Early this morning, I wrote a blog post criticizing South Carolina State Sen. Tom Davis for calling Federal Reserve Chairman Ben Bernanke a "traitor" and a "dictator" at the Ron Paul rally near Tampa this Sunday. Davis, a small-l libertarian Republican and Reason subscriber, then sought me out to clarify his remarks. Long story short: He's alarmed by the Fed's interventionist powers, thinks the economy and dollar are headed for collapse, he'd never spoken to a crowd that big before, and he was kind of "jacked up." A portion of our conversation:
Q: All right, so! I beat you up this morning…
A: No, actually, I was just coming here to tell you that…I don't disagree with anything you said in that piece, really.
The frustration is that when you talk about the Federal Reserve–and I understand the Federal Reserve's historic operations: they purchase securities, control the money supply, they put money in, put money out by selling Treasury securities–but in the last three years, what Ben Bernanke has done, and I guess this is what I was driving at, is quantitatively different, qualitatively different than any other Fed chairman, in that they create money out of thin air and purchase toxic assets from specific banks. They don't just make Treasury security purchases to increase reserves…so that they lower the federal funds rate, they don't do that. They're much more interventionist. […]
And I guess my point was is, I don't think a lot of people are aware of the more interventionist role the Federal Reserve has played. Not only in the monetary supply–and I'm an Austrian, I mean, I believe in the boom-bust cycle, I believe that artificially lowering the rates you send the wrong signals to capital producers, and they overproduce, then you have the boom, and then you have the bust; I buy into all that, I think that's bad–but what Bernanke has done is just exponentially worse, because he's introduced an element of discretion into it. The Fed will decide what banks and what businesses it wants to help out, and which they don't.
And of course I was speaking metaphorically when I said, you know, "traitor," or "dictator." I guess my frustration is, what word, or what way do you communicate the facts in a way that resonates with people and then has them sit up and say "This is really hurting us"?
For the last year I've been going around the state, I don't have a primary challenge or a general election challenge, so I've had a chance to kind of go around and talk to people about the Federal Reserve, and monetary supply, and the fact that they've tripled the monetary base in three years, and that they're now out there, you know, like a rogue venture capitalist deciding who they're going to bail out.
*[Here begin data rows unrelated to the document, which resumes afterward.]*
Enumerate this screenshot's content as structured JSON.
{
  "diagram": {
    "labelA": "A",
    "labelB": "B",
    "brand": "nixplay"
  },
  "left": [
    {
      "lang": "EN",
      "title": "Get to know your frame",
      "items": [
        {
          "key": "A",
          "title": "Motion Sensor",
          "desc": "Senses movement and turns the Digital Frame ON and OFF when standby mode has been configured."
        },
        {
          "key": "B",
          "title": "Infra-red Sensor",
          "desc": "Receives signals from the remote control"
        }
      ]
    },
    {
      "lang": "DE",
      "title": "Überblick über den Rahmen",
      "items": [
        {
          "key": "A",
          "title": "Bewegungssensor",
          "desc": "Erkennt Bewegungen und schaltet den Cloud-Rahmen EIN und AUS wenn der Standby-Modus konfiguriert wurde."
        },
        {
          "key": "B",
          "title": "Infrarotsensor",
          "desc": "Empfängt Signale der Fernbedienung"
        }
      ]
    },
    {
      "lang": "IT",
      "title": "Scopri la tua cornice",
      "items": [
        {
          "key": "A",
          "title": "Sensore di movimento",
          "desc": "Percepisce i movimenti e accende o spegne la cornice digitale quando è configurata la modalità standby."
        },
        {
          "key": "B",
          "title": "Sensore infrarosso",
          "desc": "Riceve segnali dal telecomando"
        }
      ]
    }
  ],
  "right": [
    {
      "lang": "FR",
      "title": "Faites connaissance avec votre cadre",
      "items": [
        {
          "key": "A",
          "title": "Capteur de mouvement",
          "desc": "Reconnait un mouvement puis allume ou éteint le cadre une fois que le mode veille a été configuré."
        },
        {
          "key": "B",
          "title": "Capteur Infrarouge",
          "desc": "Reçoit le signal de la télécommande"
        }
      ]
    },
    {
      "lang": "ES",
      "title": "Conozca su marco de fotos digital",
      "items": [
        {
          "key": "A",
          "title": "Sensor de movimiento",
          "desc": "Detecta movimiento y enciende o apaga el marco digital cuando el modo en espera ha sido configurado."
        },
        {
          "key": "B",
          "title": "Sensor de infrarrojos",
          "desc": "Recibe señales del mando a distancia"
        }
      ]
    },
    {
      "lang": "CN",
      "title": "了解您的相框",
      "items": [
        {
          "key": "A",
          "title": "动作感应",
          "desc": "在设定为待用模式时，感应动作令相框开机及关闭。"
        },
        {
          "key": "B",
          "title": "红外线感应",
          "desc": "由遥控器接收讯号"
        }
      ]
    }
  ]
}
And so when you get up there and you start to talk about these things, and 10,000 people are around you, you kind of get jacked up.
A: But I don't disagree with you at all when you say…that the facts themselves are compelling enough where you don't need hyperbole and you don't need exaggeration….I agree with that.
Q: So that you know–I'm a terrible literalist.
A: Oh, so you're the one who pulled out the definition of treason in the Constitution! […]
So this whole house of cards–I mean it's sort of like on the roadrunner, with the coyote, when he's running of the cliff and he's going like that and he's fine until he looks down, then he falls like a rock. At some point in time we're going to realize and look down, and we're going to fall like a rock.
And so I get up there in a setting like that, and especially in a crowd like that…it kind of starts to feed on itself. So my main point in coming here was to say: You're right, you don't win the debate by hyperbole…but sometimes you do need to use provocative language in order to really relay to your audience that this is something that I really think is serious.
I don't think he's a traitor. But I do think if you want to say monetary dictator I think that's probably more accurate. I wasn't trying to refer to him as a Mussolini or a Hitler or anything like that.